As a result, Emulex feels that Broadcom's offer significantly undervalues Emulex's long-term prospects, especially with converged networks, Benck said.

The Broadcom bid also is aiming to take advantage of depressed stock prices, he said.

Broadcom's bid comes at an interesting time, Benck said. While Broadcom is the dominant player in the Gbit Ethernet space, it does not dominate the 10-Gbit market.

Meanwhile, Benck said, Emulex already has 10-Gbit Ethernet products, while archrival QLogic last week acquired NetXen, a developer of 10-Gbit networking products, for $21 million.

"As we watch the last networking transitions, from 10 Mbits per second to 100 Mbits to Gbit Ethernet, the market leader always changes Broadcom clearly knows it's at risk," he said.

Benck said that a report by analyst firm Dell'oro estimated the converged networking market would be worth about $1.5 billion in 2013, or twice today's Fibre Channel market.

Data center convergence has become a major technology drive as customers look for better ways to improve the efficiency of their IT operations.

That convergence includes such things as FCoE, a new version of the Ethernet protocol that allows Fibre Channel connectivity to happen on the same network as IP traffic and could eventually work with a variety of IP and storage protocols over a single network.

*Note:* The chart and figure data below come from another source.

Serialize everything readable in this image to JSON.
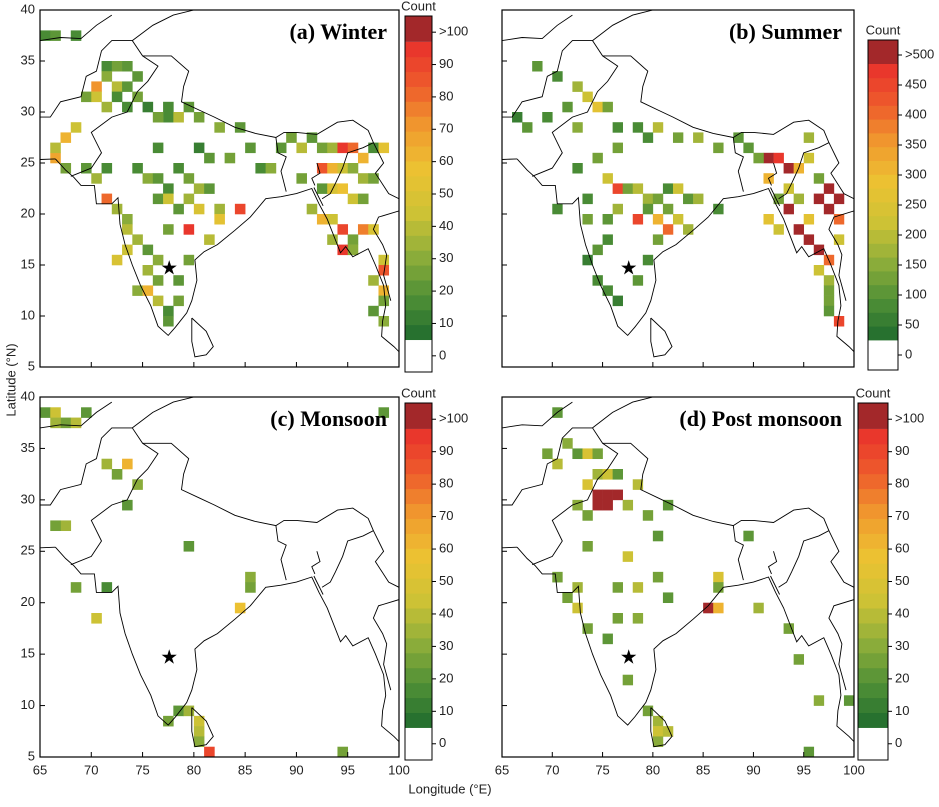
{
  "xlabel": "Longitude (°E)",
  "ylabel": "Latitude (°N)",
  "colormap": [
    "#1f6b2e",
    "#4f8f36",
    "#8fae3a",
    "#cfc235",
    "#ecc232",
    "#f09a2e",
    "#ee5a2c",
    "#e8302c"
  ],
  "over_color": "#a3282a",
  "zero_color": "#ffffff",
  "chart_data": [
    {
      "type": "heatmap",
      "title": "(a) Winter",
      "colorbar_label": "Count",
      "xlim": [
        65,
        100
      ],
      "ylim": [
        5,
        40
      ],
      "xticks": [
        65,
        70,
        75,
        80,
        85,
        90,
        95,
        100
      ],
      "yticks": [
        5,
        10,
        15,
        20,
        25,
        30,
        35,
        40
      ],
      "clim": [
        -5,
        105
      ],
      "cticks": [
        0,
        10,
        20,
        30,
        40,
        50,
        60,
        70,
        80,
        90,
        {
          "value": 100,
          "label": ">100"
        }
      ],
      "lon": [
        65,
        66,
        68,
        71,
        72,
        73,
        74,
        71,
        72,
        73,
        70,
        69,
        70,
        72,
        74,
        71,
        73,
        75,
        77,
        79,
        77,
        78,
        80,
        82,
        84,
        68,
        67,
        66,
        66,
        67,
        69,
        70,
        71,
        75,
        76,
        77,
        78,
        79,
        80,
        81,
        76,
        77,
        71,
        72,
        73,
        78,
        80,
        82,
        84,
        82,
        79,
        77,
        73,
        74,
        75,
        73,
        72,
        75,
        76,
        74,
        75,
        76,
        77,
        77,
        78,
        78,
        79,
        76,
        81,
        74,
        76,
        80,
        81,
        83,
        85,
        86,
        87,
        89,
        91,
        92,
        93,
        94,
        95,
        96,
        92,
        93,
        94,
        95,
        96,
        97,
        90,
        92,
        93,
        94,
        95,
        96,
        91,
        92,
        93,
        94,
        96,
        97,
        93,
        95,
        94,
        95,
        98,
        98,
        97,
        98,
        98,
        97,
        98,
        79,
        76,
        88,
        90,
        97,
        98
      ],
      "lat": [
        37,
        37,
        37,
        34,
        34,
        34,
        33,
        33,
        32,
        32,
        32,
        31,
        31,
        31,
        31,
        30,
        30,
        30,
        30,
        30,
        29,
        29,
        29,
        28,
        28,
        28,
        27,
        25,
        26,
        24,
        24,
        23,
        24,
        23,
        23,
        22,
        24,
        23,
        22,
        22,
        21,
        21,
        21,
        20,
        19,
        20,
        20,
        20,
        20,
        19,
        18,
        18,
        18,
        17,
        16,
        16,
        15,
        14,
        13,
        12,
        12,
        11,
        10,
        9,
        11,
        13,
        15,
        15,
        17,
        24,
        26,
        26,
        25,
        25,
        26,
        24,
        24,
        27,
        27,
        26,
        26,
        26,
        26,
        25,
        24,
        24,
        24,
        24,
        23,
        23,
        23,
        22,
        22,
        22,
        21,
        21,
        20,
        19,
        19,
        18,
        18,
        18,
        17,
        17,
        16,
        16,
        15,
        14,
        13,
        12,
        11,
        10,
        9,
        21,
        29,
        26,
        26,
        26,
        26
      ],
      "count": [
        12,
        15,
        10,
        12,
        20,
        15,
        18,
        25,
        35,
        15,
        70,
        20,
        40,
        12,
        22,
        30,
        10,
        8,
        12,
        15,
        14,
        35,
        22,
        25,
        15,
        40,
        60,
        65,
        35,
        20,
        15,
        30,
        12,
        25,
        18,
        10,
        12,
        20,
        30,
        15,
        18,
        40,
        80,
        30,
        25,
        15,
        45,
        30,
        90,
        50,
        95,
        20,
        35,
        30,
        15,
        40,
        45,
        30,
        20,
        25,
        60,
        35,
        12,
        15,
        22,
        15,
        20,
        25,
        35,
        10,
        12,
        8,
        15,
        20,
        15,
        10,
        25,
        20,
        15,
        22,
        30,
        95,
        80,
        60,
        85,
        60,
        40,
        25,
        30,
        20,
        20,
        15,
        45,
        55,
        40,
        20,
        30,
        60,
        40,
        90,
        75,
        45,
        30,
        20,
        95,
        25,
        40,
        85,
        30,
        60,
        20,
        15,
        25,
        30,
        20,
        15,
        35,
        12,
        50
      ]
    },
    {
      "type": "heatmap",
      "title": "(b) Summer",
      "colorbar_label": "Count",
      "xlim": [
        65,
        100
      ],
      "ylim": [
        5,
        40
      ],
      "xticks": [
        65,
        70,
        75,
        80,
        85,
        90,
        95,
        100
      ],
      "yticks": [
        5,
        10,
        15,
        20,
        25,
        30,
        35,
        40
      ],
      "clim": [
        -25,
        525
      ],
      "cticks": [
        0,
        50,
        100,
        150,
        200,
        250,
        300,
        350,
        400,
        450,
        {
          "value": 500,
          "label": ">500"
        }
      ],
      "lon": [
        68,
        70,
        72,
        73,
        74,
        75,
        71,
        69,
        66,
        67,
        72,
        76,
        78,
        80,
        82,
        84,
        86,
        79,
        88,
        76,
        74,
        72,
        75,
        76,
        77,
        78,
        79,
        80,
        81,
        82,
        83,
        84,
        79,
        81,
        82,
        78,
        80,
        76,
        75,
        73,
        73,
        70,
        75,
        74,
        73,
        74,
        75,
        76,
        78,
        79,
        80,
        81,
        83,
        86,
        91,
        92,
        93,
        94,
        95,
        96,
        97,
        98,
        96,
        97,
        98,
        93,
        94,
        93,
        94,
        95,
        96,
        97,
        96,
        97,
        97,
        97,
        97,
        98,
        95,
        92,
        91,
        98,
        95,
        89,
        90,
        91,
        92
      ],
      "lat": [
        34,
        33,
        32,
        31,
        30,
        30,
        30,
        29,
        29,
        28,
        28,
        28,
        28,
        28,
        27,
        27,
        26,
        27,
        27,
        26,
        25,
        24,
        23,
        22,
        22,
        22,
        21,
        21,
        22,
        22,
        21,
        21,
        20,
        20,
        19,
        19,
        19,
        20,
        19,
        19,
        21,
        20,
        17,
        16,
        15,
        13,
        12,
        11,
        13,
        15,
        17,
        18,
        18,
        20,
        25,
        25,
        24,
        24,
        25,
        23,
        22,
        21,
        21,
        20,
        19,
        22,
        21,
        20,
        18,
        17,
        16,
        15,
        14,
        13,
        12,
        11,
        10,
        9,
        19,
        21,
        23,
        17,
        27,
        26,
        25,
        19,
        18
      ],
      "count": [
        80,
        60,
        150,
        200,
        250,
        120,
        90,
        60,
        40,
        80,
        130,
        50,
        60,
        180,
        120,
        150,
        100,
        60,
        80,
        100,
        120,
        60,
        200,
        450,
        120,
        180,
        150,
        100,
        60,
        200,
        80,
        150,
        80,
        120,
        200,
        450,
        300,
        150,
        80,
        100,
        60,
        50,
        60,
        80,
        40,
        50,
        60,
        40,
        80,
        60,
        100,
        400,
        150,
        60,
        520,
        480,
        520,
        300,
        200,
        100,
        520,
        520,
        520,
        520,
        400,
        200,
        150,
        520,
        520,
        520,
        520,
        400,
        200,
        150,
        100,
        120,
        80,
        450,
        250,
        120,
        300,
        200,
        150,
        80,
        100,
        250,
        200
      ]
    },
    {
      "type": "heatmap",
      "title": "(c) Monsoon",
      "colorbar_label": "Count",
      "xlim": [
        65,
        100
      ],
      "ylim": [
        5,
        40
      ],
      "xticks": [
        65,
        70,
        75,
        80,
        85,
        90,
        95,
        100
      ],
      "yticks": [
        5,
        10,
        15,
        20,
        25,
        30,
        35,
        40
      ],
      "clim": [
        -5,
        105
      ],
      "cticks": [
        0,
        10,
        20,
        30,
        40,
        50,
        60,
        70,
        80,
        90,
        {
          "value": 100,
          "label": ">100"
        }
      ],
      "lon": [
        65,
        66,
        67,
        68,
        69,
        66,
        71,
        73,
        72,
        74,
        73,
        67,
        66,
        79,
        68,
        71,
        70,
        84,
        85,
        85,
        77,
        78,
        79,
        80,
        80,
        80,
        81,
        98,
        94
      ],
      "lat": [
        38,
        38,
        37,
        37,
        38,
        37,
        33,
        33,
        32,
        31,
        29,
        27,
        27,
        25,
        21,
        21,
        18,
        19,
        22,
        21,
        8,
        9,
        9,
        8,
        7,
        6,
        5,
        38,
        5
      ],
      "count": [
        15,
        40,
        20,
        35,
        15,
        30,
        30,
        60,
        20,
        25,
        15,
        30,
        20,
        15,
        20,
        10,
        40,
        55,
        25,
        20,
        20,
        15,
        30,
        40,
        35,
        25,
        90,
        15,
        20
      ]
    },
    {
      "type": "heatmap",
      "title": "(d) Post monsoon",
      "colorbar_label": "Count",
      "xlim": [
        65,
        100
      ],
      "ylim": [
        5,
        40
      ],
      "xticks": [
        65,
        70,
        75,
        80,
        85,
        90,
        95,
        100
      ],
      "yticks": [
        5,
        10,
        15,
        20,
        25,
        30,
        35,
        40
      ],
      "clim": [
        -5,
        105
      ],
      "cticks": [
        0,
        10,
        20,
        30,
        40,
        50,
        60,
        70,
        80,
        90,
        {
          "value": 100,
          "label": ">100"
        }
      ],
      "lon": [
        70,
        69,
        70,
        71,
        72,
        73,
        74,
        74,
        75,
        73,
        74,
        75,
        76,
        74,
        75,
        73,
        72,
        77,
        78,
        76,
        79,
        81,
        80,
        73,
        77,
        70,
        72,
        71,
        72,
        76,
        78,
        80,
        81,
        76,
        78,
        85,
        86,
        86,
        86,
        89,
        90,
        93,
        96,
        99,
        94,
        73,
        75,
        77,
        79,
        80,
        80,
        81,
        80,
        95
      ],
      "lat": [
        38,
        34,
        33,
        35,
        34,
        34,
        34,
        32,
        32,
        31,
        30,
        30,
        30,
        29,
        29,
        28,
        29,
        29,
        31,
        32,
        28,
        29,
        26,
        25,
        24,
        22,
        21,
        20,
        19,
        21,
        21,
        22,
        20,
        18,
        18,
        19,
        19,
        22,
        21,
        26,
        19,
        17,
        10,
        10,
        14,
        17,
        16,
        12,
        9,
        8,
        7,
        7,
        6,
        5
      ],
      "count": [
        15,
        20,
        35,
        25,
        15,
        45,
        20,
        30,
        40,
        45,
        110,
        110,
        110,
        110,
        110,
        20,
        25,
        30,
        35,
        15,
        20,
        15,
        15,
        20,
        40,
        20,
        30,
        20,
        40,
        20,
        35,
        20,
        15,
        20,
        25,
        110,
        60,
        45,
        20,
        15,
        30,
        20,
        25,
        15,
        20,
        20,
        15,
        20,
        20,
        30,
        40,
        35,
        25,
        15
      ]
    }
  ]
}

Convergence in the data center also is coming from moves by major IT vendors to combine server, storage and networking technologies, as evidenced by Cisco's recent entry into the server market with its Unified Computing System (UCS) and similar moves by more established server vendors such as HP, IBM and Sun.

Emulex is a partner in Cisco's UCS strategy.

Emulex on Monday released the text of a letter from Paul Folino, executive chairman of Emulex, to Scott McGregor, president and CEO of Broadcom, in which Emulex outlined its position.

In the letter, dated Tuesday, Folino wrote that Emulex has evaluated the Broadcom offer, and that its board unanimously rejected the proposal.

Folino cited Emulex's recent converged networking OEM wins and its broad OEM customer base as showing his company's momentum and leadership in this market.

He also chided Broadcom for trying to take advantage of the confidentiality between Emulex and its OEM customers in regard to those recent wins.

"As you know, these design wins are kept confidential at our customers' request and do not typically begin contributing revenue for several quarters," Folino wrote. "Thus, Emulex's stock price does not fully reflect the long-term value-creation potential that the company has already secured. However, given that some of these design wins have come at your expense, including your core Ethernet networking business, you are uniquely aware of the future value we have secured and how well positioned we are to unseat you on many other platforms in the near future. We believe your proposal is an opportunistic attempt to capture that value, which rightly belongs to our stockholders."

Folino also wrote that Broadcom was trying to take advantage of "unprecedented macroeconomic conditions" that have caused a deep drop in Emulex's stock price, and accused Broadcom of incorrectly describing prior Broadcom-Emulex communications and Emulex's corporate governance structure.

Jayson Noland, an analyst with Robert W. Baird & Co., wrote in an opinion paper that the Emulex action was expected, and that it would not be surprising to see a higher bid by Broadcom.

However, Noland wrote, Emulex management probably has enough influence to stave off the Broadcom acquisition, "though we expect the shares could trade higher on an increased bid by BRCM near term."